Funding boost for artificial matter research
16 Apr 2014
Research into using metamaterials is set to receive a £2.5 million investment from the Engineering & Physical Sciences Research Council.
Metamaterials, an artificial type of matter, exhibit unusual properties not seen in natural materials and can therefore be manipulated in uncommon ways.
For example, light entering a metamaterial slab can be bent in the opposite direction to that which is expected.
Utilising the £2.5m investment, researchers based at Imperial College London, the University of Liverpool and Liverpool John Moores University will apply concepts to fields such as acoustic metamaterials, thermal cloaking and to engineer designer metamaterials with specific properties as part of a five year study.

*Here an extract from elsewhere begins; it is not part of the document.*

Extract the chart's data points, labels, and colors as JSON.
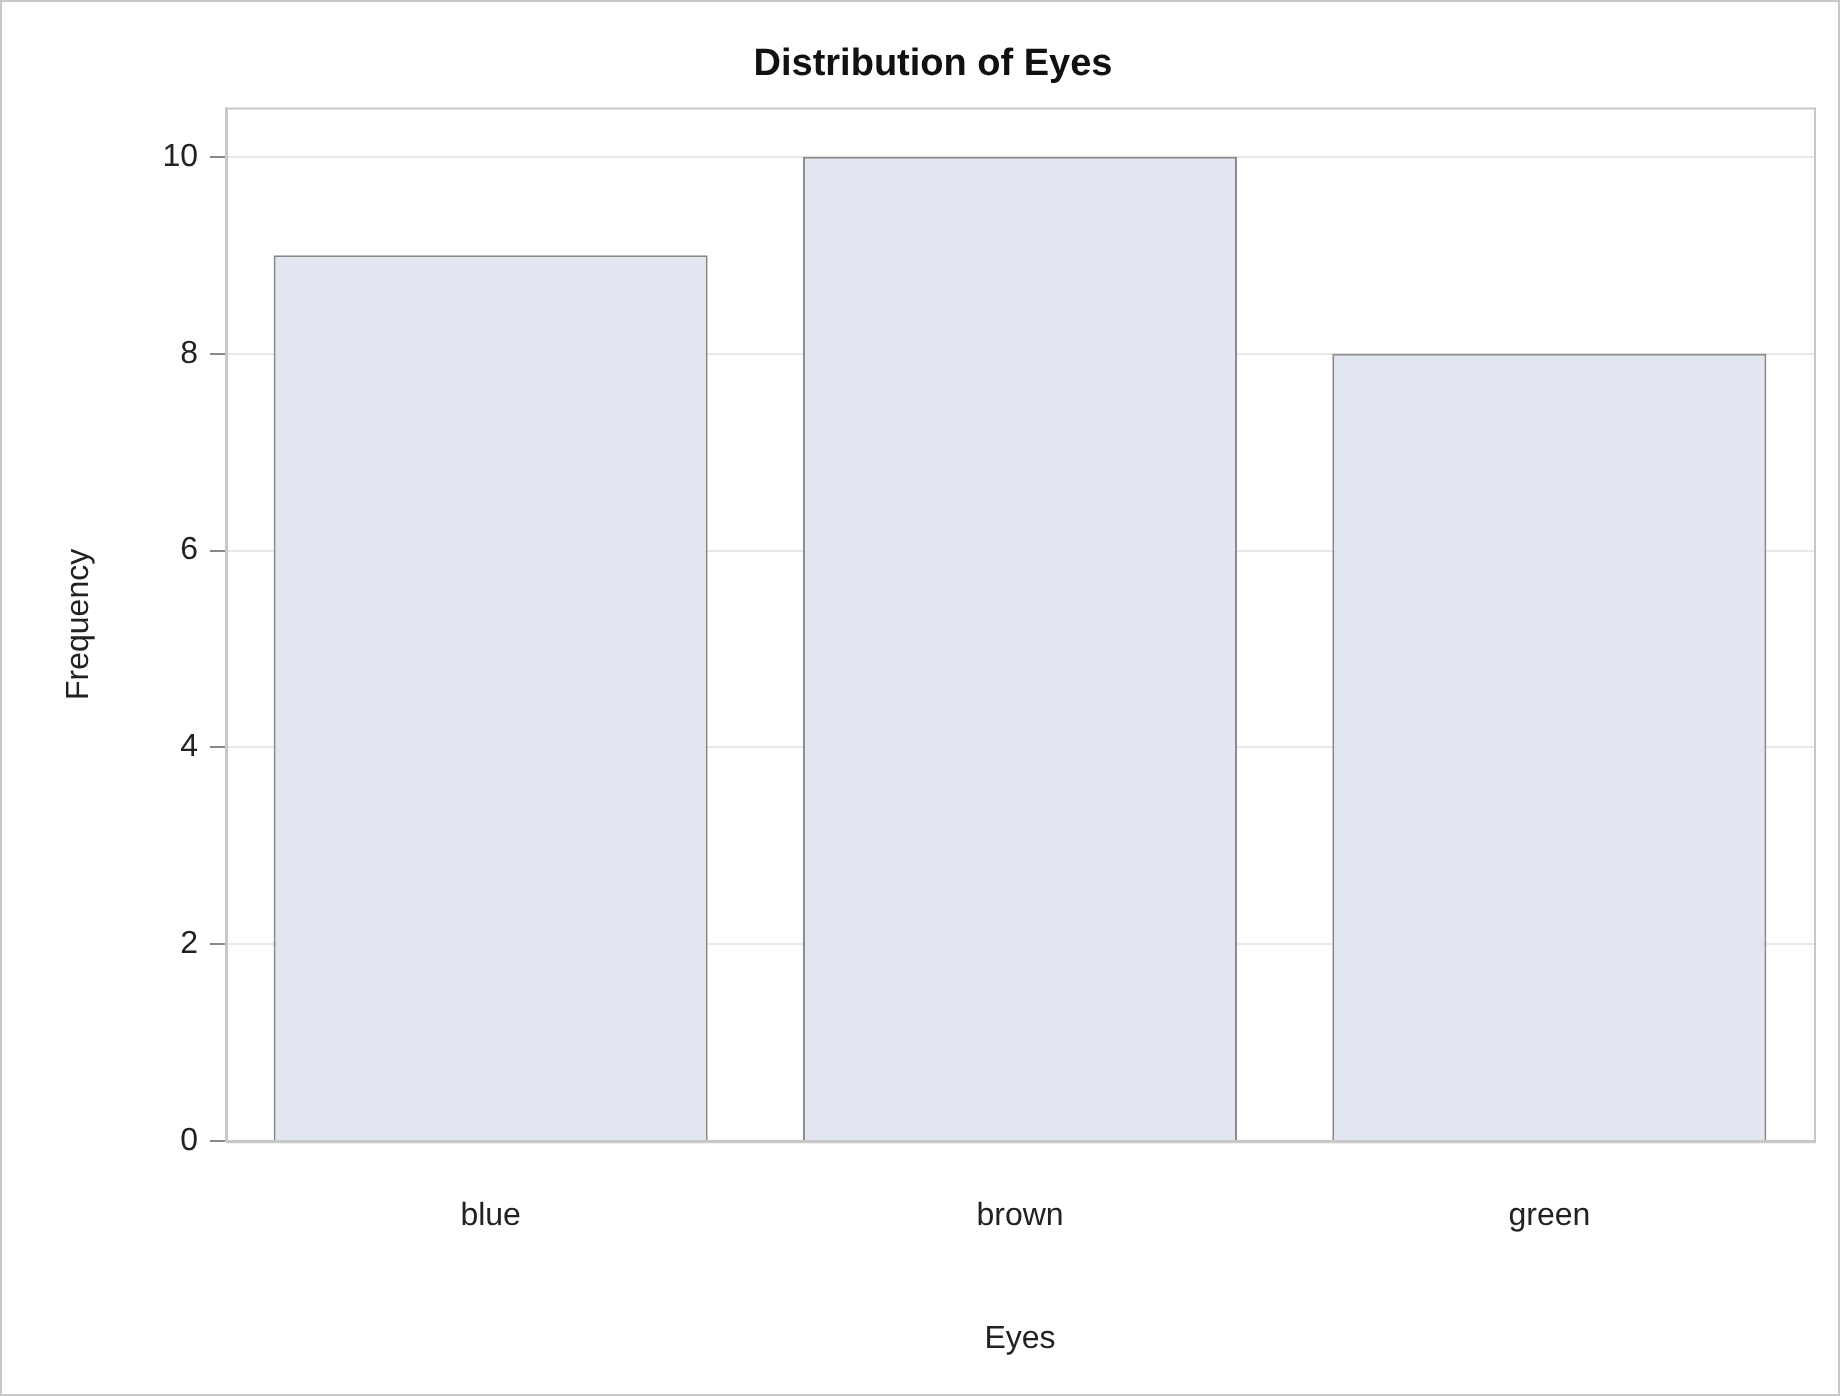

Project leader Professor Richard Craster said: “This is an unusual and novel grant in metamaterials as it is centred around mathematical concepts and theory but nonetheless with considerable input from physics.
“The collaboration with our colleagues from the physics group, where metamaterials were originally developed, will provide unique insight and access to cutting edge ideas from physics that mathematicians can turn into solid rigorous theory.”
Extending the concepts into thermal metamaterials could ultimately benefit laptop users. Currently, for example, computer chips in laptops become hot, limiting the amount of transistors and computer power which can be put in a chip - thermal transfer could overcome this issue.
Meanwhile, creating a so-called ’perfect lens’ using metamaterials is also thought to be possible.
A perfect lens would enable light microscopes to see objects smaller than a single wave-length of light, such as a single virus.
Currently only an electron microscope can image to this resolution with the drawback that cells need to be dead or frozen. A perfect lens created by metamaterials would allow scientists to break the so-called Rayleigh limit of diffraction.
Moreover, it is also thought that advancements in metamaterials research could provide a wide range of real-world applications where waves play a role, even potentially cloaking buildings from earthquakes.
French collaborators on the project are already using cloaking principles in seismic wave systems to try and ’hide’ buildings from ground vibrations caused, for example, by trains.